The scent of summer itself. You can't buy it from a florist, which makes it one of the most generous things a gardener can give.

— ROSIE

Rosie's Take

If you could bottle June, it would smell like philadelphus. There is something about mock orange blossom that is so perfectly, achingly summery that it almost hurts — that rich, honeyed, orange-blossom sweetness carrying across the garden on a warm evening. 'Belle Étoile' is the one I come back to. Each flower is white with a faint rosy-purple stain at the centre, like a blush, and the fragrance is the strongest of any variety I've grown.

It's a big, generous shrub — mine is about eight feet tall now and in June it's smothered in flowers. Not dainty. Not restrained. Absolutely covered. The branches arch under the weight of bloom and the whole thing has a slightly dishevelled, abundant quality that I find completely irresistible.

As a cut flower, philadelphus is criminally underused. A few branches in a large jug will scent an entire room — properly scent it, not just a hint but a wall of warm, sweet perfume every time you walk through the door. The flowers shatter after a few days, dropping white petals everywhere like confetti, which I consider a feature rather than a problem.

You can't buy it from a florist, which is part of its charm. This is a garden flower, a borrowed-from-a-friend's-garden flower, a lean-over-the-fence-and-ask-for-a-cutting flower.

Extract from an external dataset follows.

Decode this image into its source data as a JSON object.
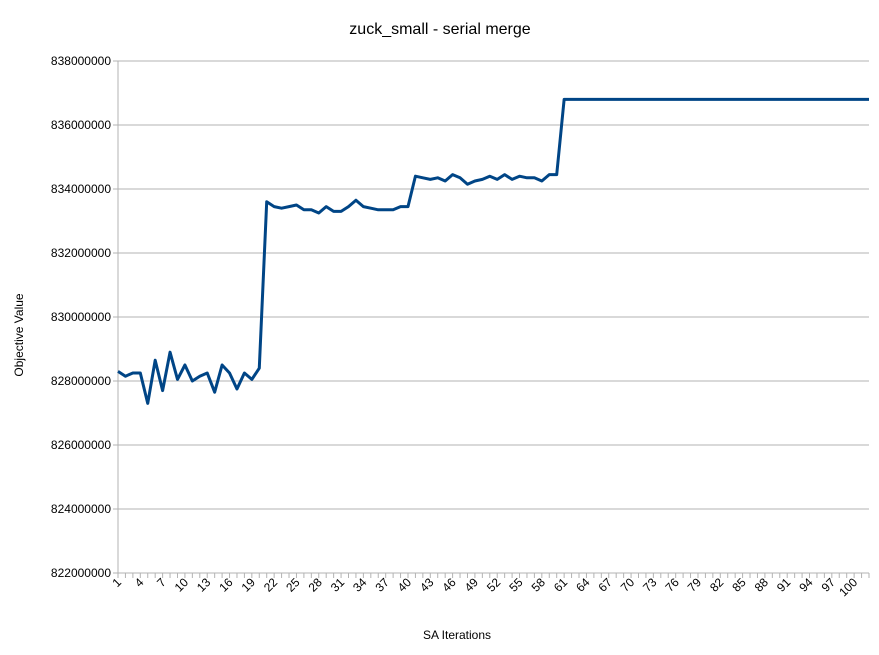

And when someone gives you a branch of philadelphus from their garden, you know they're giving you something real.

From the folklore cabinet

The name 'philadelphus' means 'brotherly love' in Greek, which is also how the city of Philadelphia got its name. The common name 'mock orange' comes from the scent, which genuinely does resemble orange blossom — close enough that it was historically used to adulterate neroli oil. 'Belle Étoile' was bred by the Lemoine nursery in Nancy, France, in the early twentieth century. The Lemoines were legends of plant breeding — they also gave us most of our best lilac varieties.